Arkadaşlar ben burada yeniyim ve gördüğünüz gibi alsel hayranıyım Kitap güneşin kızlarındaki kişilerin aynısı ama olaylar tamamen farklı olcak İyi okumalar :p
Ayakkabılarımı giyip okula doğru yol almaya başladım. Zaten okula yakındım. Telefonum çalmaya başlayınca elimi montumun cebine sokup kimin aradığına baktım.
Annemdi. Her sabah arardı. Bunu alışkanlık hale getirmişti. Annemle konuşup okulun kapısından girdim.

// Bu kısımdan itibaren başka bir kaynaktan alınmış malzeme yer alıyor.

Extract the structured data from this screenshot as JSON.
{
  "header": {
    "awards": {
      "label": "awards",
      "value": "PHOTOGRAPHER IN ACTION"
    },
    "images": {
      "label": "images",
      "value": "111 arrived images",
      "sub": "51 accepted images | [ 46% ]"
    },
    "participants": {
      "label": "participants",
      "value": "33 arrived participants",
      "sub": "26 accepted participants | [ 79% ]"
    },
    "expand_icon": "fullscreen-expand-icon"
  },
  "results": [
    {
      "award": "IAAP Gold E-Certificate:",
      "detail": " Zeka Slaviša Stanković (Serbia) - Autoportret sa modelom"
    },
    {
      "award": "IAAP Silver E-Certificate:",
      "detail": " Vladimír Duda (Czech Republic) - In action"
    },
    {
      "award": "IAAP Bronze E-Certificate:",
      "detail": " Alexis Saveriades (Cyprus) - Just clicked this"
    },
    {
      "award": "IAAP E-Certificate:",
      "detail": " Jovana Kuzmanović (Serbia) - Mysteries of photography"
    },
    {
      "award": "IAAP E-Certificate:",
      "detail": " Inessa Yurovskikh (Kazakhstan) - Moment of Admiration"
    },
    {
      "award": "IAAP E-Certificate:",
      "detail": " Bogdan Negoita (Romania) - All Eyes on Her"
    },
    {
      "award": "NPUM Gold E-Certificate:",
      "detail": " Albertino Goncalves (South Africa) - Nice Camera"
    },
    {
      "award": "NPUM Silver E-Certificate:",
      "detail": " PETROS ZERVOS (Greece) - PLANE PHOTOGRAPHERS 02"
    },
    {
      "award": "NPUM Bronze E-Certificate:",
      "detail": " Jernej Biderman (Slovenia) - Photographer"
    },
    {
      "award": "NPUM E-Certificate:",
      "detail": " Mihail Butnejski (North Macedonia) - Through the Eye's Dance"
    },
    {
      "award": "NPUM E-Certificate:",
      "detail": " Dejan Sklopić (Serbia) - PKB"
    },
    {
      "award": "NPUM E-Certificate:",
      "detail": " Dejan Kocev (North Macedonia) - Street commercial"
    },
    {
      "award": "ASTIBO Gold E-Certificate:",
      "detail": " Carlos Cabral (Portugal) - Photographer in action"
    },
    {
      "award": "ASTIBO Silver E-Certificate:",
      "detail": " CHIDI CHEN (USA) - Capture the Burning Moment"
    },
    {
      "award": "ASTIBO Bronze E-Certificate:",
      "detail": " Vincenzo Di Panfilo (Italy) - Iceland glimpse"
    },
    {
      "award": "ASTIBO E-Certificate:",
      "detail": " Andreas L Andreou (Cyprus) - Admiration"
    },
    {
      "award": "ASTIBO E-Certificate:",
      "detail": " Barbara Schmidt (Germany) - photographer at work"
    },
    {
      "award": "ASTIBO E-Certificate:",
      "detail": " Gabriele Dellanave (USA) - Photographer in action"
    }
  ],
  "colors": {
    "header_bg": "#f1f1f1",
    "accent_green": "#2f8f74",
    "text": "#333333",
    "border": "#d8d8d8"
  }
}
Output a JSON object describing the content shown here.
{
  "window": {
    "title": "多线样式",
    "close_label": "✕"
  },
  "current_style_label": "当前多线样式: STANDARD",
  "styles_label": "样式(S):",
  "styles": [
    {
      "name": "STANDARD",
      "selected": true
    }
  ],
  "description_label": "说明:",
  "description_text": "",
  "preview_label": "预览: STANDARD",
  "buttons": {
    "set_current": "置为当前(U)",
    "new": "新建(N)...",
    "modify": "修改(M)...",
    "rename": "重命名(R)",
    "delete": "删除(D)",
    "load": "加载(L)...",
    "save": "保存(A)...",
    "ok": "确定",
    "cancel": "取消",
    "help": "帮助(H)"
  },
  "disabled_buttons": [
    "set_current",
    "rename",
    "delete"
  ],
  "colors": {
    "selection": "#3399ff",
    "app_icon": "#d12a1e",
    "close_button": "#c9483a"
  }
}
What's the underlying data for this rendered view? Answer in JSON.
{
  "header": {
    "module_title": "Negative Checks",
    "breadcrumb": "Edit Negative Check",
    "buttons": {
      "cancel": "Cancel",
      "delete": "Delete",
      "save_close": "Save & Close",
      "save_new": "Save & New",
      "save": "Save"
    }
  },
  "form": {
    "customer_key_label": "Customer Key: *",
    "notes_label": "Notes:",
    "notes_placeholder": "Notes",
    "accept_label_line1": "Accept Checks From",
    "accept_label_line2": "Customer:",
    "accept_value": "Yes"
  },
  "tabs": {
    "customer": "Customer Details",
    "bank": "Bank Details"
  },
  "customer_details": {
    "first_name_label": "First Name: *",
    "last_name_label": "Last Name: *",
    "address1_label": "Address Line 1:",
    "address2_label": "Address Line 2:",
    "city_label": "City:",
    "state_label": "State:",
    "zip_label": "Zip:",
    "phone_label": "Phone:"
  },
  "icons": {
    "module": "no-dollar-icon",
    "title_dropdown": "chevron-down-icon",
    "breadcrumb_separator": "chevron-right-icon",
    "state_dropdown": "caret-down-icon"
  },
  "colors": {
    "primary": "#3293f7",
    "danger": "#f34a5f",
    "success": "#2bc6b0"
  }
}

Sınıfa girip sırama doğru giderken sıramda başka birinin oturduğunu gördüm. Bu dünkü gelen çocuktu. Sırtı bana dönüktü kızlarla konuşuyordu.
"Kalkar mısın? Ben burada oturuyorum da." Kafasını çevirip bana baktı. O an gözlerinde takılıp kalmıştım. Gözleri masmaviydi..
"Hayır. Başka yere otur." Bana emir vermesi sinirimi bozmuştu.
"Tatlım? Geç arkaya." Dilim kopaydı da tatlım demeseydim. Allah benim belamı versin! Ama o mavi gözlü çocuk takmamıştı bile. Bildiğin cool takılıyodu.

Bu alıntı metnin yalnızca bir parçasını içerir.